人間が「神」について最も深く考える場面とは、「神がいるならば何故このような悲しいことが起きるのか」という疑問に直面するときだと思います。人間が本当に自ら激しくものを考える状況は、動機も理由もなく生じるものではないからです。そして、ここでの本当の問いは、神がいるか否かということではなく、「神がいるか否か」という借りてきた問いを拒否しているという点だと思います。
「神がいるならばこのような悲しいことは起きない」と語れば、神を信仰する立場からの多種多様の反論が来るのが通例ですが、その反論の理屈はどれも苦しいと感じます。「人間の罪に対する裁きである」「この出来事を起こしたのは神ではない」「全てのことに意味がある」「目に見える現実だけで判断してはならない」「神は乗り越えられる試練しか与えない」等々ですが、どれも単に他人の思想を借りて来ただけのように思います。

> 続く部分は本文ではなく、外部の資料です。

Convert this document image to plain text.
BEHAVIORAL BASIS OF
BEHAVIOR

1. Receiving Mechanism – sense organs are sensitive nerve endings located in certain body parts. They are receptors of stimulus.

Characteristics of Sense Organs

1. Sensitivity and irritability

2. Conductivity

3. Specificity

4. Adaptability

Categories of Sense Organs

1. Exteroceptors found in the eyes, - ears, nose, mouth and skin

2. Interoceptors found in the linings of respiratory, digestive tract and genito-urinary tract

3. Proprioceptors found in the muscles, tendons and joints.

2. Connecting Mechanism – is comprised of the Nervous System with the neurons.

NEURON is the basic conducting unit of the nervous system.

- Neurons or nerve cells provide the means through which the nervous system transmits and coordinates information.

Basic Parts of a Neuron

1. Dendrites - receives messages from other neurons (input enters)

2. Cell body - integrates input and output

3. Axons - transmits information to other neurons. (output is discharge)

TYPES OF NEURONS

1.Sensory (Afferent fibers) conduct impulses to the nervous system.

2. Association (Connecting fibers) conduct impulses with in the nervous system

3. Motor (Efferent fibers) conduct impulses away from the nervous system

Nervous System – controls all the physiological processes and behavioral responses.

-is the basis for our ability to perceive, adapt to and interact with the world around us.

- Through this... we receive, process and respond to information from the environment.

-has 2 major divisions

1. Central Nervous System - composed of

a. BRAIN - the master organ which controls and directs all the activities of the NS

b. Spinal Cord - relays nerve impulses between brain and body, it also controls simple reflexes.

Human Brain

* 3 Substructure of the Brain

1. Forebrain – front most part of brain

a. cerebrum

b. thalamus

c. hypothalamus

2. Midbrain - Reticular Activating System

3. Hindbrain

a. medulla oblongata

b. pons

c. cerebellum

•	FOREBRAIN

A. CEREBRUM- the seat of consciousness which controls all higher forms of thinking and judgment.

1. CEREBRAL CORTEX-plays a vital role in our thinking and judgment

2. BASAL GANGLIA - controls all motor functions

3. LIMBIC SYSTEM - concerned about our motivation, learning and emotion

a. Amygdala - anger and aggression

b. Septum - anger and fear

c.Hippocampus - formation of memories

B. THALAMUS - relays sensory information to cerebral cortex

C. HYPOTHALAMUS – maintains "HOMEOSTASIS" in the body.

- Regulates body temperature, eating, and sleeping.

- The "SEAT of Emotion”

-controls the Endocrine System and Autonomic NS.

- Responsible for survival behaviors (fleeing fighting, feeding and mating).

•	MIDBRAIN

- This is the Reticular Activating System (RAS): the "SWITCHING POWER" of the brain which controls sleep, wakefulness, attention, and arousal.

新ローマ法王の最大の課題はスキャンダルで揺らぐ教会の信頼回復であり、特に神父による児童への性的虐待や、不透明な運営が問題視される財政管理組織「宗教事業協会」への対応が問題であると報じられています。私には難しいことは良くわかりませんが、信頼回復への困難な課題が、「神がいるならば何故このような悲しいことが起きるのか」という問いよりも厳しく激しいとは思えません。